Гата прижалась спиной к теплой стене магазина и застонала.
«Возьми себя в руки, дочь самурая!» — прикрикнул на нее внутренний солист любимой группы.
И Гата взяла. Сначала в буквальном смысле, зажмурившись, чтобы не видеть собственной жуткой тени, ползающей у ног, она обхватила плечи напряженно дрожащими руками, впилась пальцами в кожу. Потом глубоко и сильно вдохнула и медленно выдавила воздух сквозь поджатые губы. Очень медленно. Выдыхала, пока не стало казаться, что в груди уже вакуум.
Резкий вдох и снова медленный выдох, медленный, до самого конца, до головокружения…
И еще один…
Чуда не произошло, ноги не перестали подгибаться от слабости, дрожь в животе никуда не делась. Но Гата почувствовала, как на маленькую долю ужас все-таки уменьшился. Если у него была многосотенная армия, сражающаяся с одной тридцатилетней администраторшей, то в данный момент на его стороне появились потери: несколько солдат-страхов опустили оружие и сели на поле боя, словно отмахнулись «да ну ее, эту малохольную».
Несмело и стараясь следить за дыханием, способным хоть немного успокоить, Гата приоткрыла глаза. Солнце почти в зените, жарко. На другой стороне возвышаются дома ее жилого комплекса, где осталась незапертой квартира. И где-то там — курьер, из-за которого она теперь жмется к стене магазина.
На остановке стояло трое: два студента и неопределенного возраста тетка. Студенты были налегке, оба склонили головы к своим телефонам, у обоих лапы с голов тыкались в экранчики вместе с пальцами. Тетка была нагружена объемными пакетами с логотипом этого супермаркета. Ее лапы, словно подхваченные ветром ленты, устремились вдоль проезжей части по движению, откуда должен был прийти автобус. Одна лапа, перегнувшись через полное округлое плечо, залезла в большой пакет и там копошилась, перебирая упаковки.

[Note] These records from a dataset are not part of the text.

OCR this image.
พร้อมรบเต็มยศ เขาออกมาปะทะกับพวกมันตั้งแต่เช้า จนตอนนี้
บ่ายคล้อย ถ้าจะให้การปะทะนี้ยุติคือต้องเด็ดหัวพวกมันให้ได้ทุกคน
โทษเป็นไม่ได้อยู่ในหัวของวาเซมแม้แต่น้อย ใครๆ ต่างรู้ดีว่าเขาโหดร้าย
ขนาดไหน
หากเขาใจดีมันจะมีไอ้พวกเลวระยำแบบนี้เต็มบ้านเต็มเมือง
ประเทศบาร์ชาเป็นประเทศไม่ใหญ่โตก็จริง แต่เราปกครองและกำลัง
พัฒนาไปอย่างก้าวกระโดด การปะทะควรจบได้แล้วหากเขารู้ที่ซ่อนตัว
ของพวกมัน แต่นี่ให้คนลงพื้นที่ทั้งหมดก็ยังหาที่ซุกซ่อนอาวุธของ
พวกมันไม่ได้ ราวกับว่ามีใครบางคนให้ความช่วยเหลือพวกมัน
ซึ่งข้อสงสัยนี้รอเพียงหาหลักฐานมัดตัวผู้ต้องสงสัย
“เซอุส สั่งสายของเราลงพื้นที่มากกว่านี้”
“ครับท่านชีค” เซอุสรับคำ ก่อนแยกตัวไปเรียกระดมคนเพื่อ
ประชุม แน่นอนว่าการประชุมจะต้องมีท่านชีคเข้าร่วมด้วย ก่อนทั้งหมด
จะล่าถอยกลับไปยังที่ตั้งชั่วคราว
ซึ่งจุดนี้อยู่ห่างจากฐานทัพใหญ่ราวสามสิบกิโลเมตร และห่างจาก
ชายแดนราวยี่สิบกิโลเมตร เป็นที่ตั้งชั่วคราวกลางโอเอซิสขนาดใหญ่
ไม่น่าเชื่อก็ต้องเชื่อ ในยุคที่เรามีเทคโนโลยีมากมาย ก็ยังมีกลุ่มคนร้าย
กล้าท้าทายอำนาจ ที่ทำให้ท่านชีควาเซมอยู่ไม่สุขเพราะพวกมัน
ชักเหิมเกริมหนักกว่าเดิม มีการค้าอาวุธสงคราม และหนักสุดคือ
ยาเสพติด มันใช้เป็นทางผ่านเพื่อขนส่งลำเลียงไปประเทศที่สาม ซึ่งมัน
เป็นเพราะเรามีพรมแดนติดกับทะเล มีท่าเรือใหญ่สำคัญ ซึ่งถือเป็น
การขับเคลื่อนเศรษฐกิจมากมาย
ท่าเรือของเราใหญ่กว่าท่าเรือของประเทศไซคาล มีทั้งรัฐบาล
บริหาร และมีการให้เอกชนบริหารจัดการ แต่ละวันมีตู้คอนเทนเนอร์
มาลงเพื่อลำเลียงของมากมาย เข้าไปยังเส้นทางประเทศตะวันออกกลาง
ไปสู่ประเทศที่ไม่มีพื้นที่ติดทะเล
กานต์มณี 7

Раньше Гата, только завидев паука на какой-нибудь полке на кухне, не приближалась к тому месту и ничего оттуда не брала неделю, не меньше. Мысль о том, что она будет трогать что-то после того, как это трогал паук, пугала до потери сознания. Сейчас же деловитость паучьей лапы, с короткими плотно сцепленными суставами, роющейся в упаковках, кажется, печенья, отозвалась той старой тошнотворной брезгливостью. Гату едва не вырвало снова, но она глубоко и с сопением задышала носом, сдерживая спазм.
«Почему я все так вижу? — она стиснула кулаки. — Я не сделала ничего дурного, чтобы быть так наказанной. Всего лишь выпила вчера. Напугалась, решила убрать страх и выпила — ничего не… Выпила?»
Она вскинулась, уцепившись за короткую мысль.
«Может, это у меня всего лишь галлюцинации после водки? Да-а, не повезло, купила паленую, хоть и в супермаркете. И вот…»
Но все, что Гата знала о галлюцинациях, собралось в группу и шептало ей, что свалить все происходящее с ней на вчерашний алкоголь, пусть даже возможно некачественный, не получится. Ощущение лап, охватывающих и ощупывающих ее голову, она впервые уловила давно, в автобусе, когда провожала Сережу. Лапы были уже тогда, просто она их еще не видела.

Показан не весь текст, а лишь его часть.